行政書士の実務において、多くの人が最初に直面する見えない壁がある。

それが「CADによる図面作成」だ。

法律の条文を読み解き、判例を精査し、緻密な論理を組み立てる――そうした作業を得意としてきた、いわゆる「文系エリートは心を折られて挫折しやすい」領域が、まさにこの図面引きの世界である。

机上の法解釈だけでは、現場の1ミリの狂いもごまかせない。レーザー距離計を手に現地へ入り、壁の厚み、柱の凹凸、カウンターの傾斜、照明の配置、イスとテーブルのクリアランスまで徹底的に測り切る。

そこには紛れもなく「理系の感覚」が求められる。縮尺を合わせ、レイヤーを重ね、正確無比なデジタルデータへと落とし込んでいく作業は、「意外にスキルマスターが難しい」のだ。

行政書士の世界で図面といえば、広大な土地の造成や区画割りを扱う「『開発許可』でもCADによる図面作成」が花形として知られている。

しかし、実務を深く突き詰めるほどに実感するのは、「『風営法許可業務』は、『開発許可業務』のミニチュア版みたいなもの」だということだ。

数千平米の山林や宅地を相手にする開発許可に対し、風営法が相手にするのはスナック、ラウンジ、アミューズメントポーカー店といった、限られた十数坪から数十坪の「空間」である。

だが、スケールが小さいからといって容易なわけでは決してない。
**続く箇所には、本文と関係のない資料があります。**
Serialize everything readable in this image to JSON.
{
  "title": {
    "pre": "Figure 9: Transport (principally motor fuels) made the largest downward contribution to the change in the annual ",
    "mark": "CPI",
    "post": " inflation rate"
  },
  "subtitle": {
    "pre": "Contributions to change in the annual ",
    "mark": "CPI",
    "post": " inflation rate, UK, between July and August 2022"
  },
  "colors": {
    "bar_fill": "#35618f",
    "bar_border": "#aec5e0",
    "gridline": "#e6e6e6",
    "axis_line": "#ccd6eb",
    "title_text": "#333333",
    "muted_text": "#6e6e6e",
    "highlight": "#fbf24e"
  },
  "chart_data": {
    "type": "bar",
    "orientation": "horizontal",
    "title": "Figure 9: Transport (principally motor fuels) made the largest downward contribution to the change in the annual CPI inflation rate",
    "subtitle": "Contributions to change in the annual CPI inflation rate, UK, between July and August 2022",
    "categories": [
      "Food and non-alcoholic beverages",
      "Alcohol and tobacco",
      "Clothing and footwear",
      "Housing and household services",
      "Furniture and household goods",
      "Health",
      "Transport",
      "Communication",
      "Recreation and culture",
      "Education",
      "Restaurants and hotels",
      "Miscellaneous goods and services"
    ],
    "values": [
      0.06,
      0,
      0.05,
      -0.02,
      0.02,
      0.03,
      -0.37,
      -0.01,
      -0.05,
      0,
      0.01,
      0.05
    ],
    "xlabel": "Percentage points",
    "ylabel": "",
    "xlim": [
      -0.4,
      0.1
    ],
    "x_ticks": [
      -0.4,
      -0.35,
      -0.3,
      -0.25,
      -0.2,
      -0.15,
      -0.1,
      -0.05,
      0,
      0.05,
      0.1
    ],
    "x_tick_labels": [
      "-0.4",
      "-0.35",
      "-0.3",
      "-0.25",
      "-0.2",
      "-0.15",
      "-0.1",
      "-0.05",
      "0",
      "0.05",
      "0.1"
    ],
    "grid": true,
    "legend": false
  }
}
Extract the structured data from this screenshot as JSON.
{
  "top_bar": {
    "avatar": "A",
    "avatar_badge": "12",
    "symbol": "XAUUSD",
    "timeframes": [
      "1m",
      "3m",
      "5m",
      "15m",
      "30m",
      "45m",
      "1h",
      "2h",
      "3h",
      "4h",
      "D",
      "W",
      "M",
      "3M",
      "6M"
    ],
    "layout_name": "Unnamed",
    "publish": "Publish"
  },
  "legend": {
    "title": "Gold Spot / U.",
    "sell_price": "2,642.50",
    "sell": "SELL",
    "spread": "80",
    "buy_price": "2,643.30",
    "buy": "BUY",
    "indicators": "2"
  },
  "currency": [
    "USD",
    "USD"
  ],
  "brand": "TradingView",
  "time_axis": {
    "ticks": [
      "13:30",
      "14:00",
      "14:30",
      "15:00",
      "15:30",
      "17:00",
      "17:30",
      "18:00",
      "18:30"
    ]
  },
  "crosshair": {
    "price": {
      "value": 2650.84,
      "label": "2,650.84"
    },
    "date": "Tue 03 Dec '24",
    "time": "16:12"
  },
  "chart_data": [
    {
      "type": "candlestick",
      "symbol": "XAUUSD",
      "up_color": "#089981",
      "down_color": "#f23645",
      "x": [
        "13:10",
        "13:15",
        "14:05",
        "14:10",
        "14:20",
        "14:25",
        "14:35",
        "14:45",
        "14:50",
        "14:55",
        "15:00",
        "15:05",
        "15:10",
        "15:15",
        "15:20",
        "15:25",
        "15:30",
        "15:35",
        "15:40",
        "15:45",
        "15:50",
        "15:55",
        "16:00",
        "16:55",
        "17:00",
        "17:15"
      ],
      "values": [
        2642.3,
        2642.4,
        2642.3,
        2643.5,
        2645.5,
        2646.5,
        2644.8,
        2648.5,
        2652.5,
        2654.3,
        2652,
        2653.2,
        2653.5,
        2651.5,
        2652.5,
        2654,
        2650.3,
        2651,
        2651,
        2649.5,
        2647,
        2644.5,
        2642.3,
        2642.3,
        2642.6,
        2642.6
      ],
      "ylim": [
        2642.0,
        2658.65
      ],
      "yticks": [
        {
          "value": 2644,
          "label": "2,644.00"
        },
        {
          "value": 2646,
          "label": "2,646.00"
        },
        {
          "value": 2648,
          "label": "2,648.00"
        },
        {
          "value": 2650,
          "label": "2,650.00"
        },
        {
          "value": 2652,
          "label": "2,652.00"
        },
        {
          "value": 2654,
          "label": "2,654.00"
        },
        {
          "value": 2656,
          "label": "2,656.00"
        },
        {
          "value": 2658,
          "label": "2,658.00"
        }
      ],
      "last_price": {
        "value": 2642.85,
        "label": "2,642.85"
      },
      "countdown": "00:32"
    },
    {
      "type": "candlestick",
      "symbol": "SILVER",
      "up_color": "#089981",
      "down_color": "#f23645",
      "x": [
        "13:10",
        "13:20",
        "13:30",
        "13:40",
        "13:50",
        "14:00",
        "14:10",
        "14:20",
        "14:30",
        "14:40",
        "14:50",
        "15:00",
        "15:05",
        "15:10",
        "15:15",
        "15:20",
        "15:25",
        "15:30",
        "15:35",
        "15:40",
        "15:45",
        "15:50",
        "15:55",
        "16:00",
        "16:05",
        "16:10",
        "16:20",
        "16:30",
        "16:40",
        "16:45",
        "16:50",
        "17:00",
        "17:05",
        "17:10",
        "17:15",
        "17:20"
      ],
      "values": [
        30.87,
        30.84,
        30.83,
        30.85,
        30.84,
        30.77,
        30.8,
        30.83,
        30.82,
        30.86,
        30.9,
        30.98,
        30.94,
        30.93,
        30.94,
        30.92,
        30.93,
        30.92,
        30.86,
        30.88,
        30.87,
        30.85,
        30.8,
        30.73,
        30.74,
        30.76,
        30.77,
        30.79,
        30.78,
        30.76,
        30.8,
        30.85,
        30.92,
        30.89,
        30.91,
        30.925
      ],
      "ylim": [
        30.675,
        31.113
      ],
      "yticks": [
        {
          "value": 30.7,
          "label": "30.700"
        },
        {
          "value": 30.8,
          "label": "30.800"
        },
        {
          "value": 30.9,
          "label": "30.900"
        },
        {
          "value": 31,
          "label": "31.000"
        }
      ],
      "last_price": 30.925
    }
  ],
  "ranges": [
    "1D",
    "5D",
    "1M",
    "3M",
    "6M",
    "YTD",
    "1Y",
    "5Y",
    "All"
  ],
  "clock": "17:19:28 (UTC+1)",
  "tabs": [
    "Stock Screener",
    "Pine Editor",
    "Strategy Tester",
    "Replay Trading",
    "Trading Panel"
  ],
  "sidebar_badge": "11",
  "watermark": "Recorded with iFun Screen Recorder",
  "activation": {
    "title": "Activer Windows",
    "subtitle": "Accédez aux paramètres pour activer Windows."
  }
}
むしろ逆だ。

客室面積の算定から見通しを妨げる設備の排除、照度計算に至るまで、極小のスペースの中に風営適正化法の厳格なルールを寸分の狂いもなく落とし込まなければならない。オーナーがこだわり抜いた内装の「デザイン」と、警察行政が求める法的基準の境界線を、CADの精密なラインで美しく調和させていく。

扉を開ければ広がる、オーナーの美学と熱量が凝縮された夜の社交場。 それはまさに、限られた面積の中に創り上げられた一つの「小宇宙」だ。 現場の空気を肌で測り、ミリ単位の精度でその空間をデジタル上に再構築する。

風営法CAD図面を引く作業とは、単なる申請書類の作成ではない。

法と美学が交差する「小宇宙」を、確かな技術で紙の上に描き出すクリエイティブな挑戦なのだ。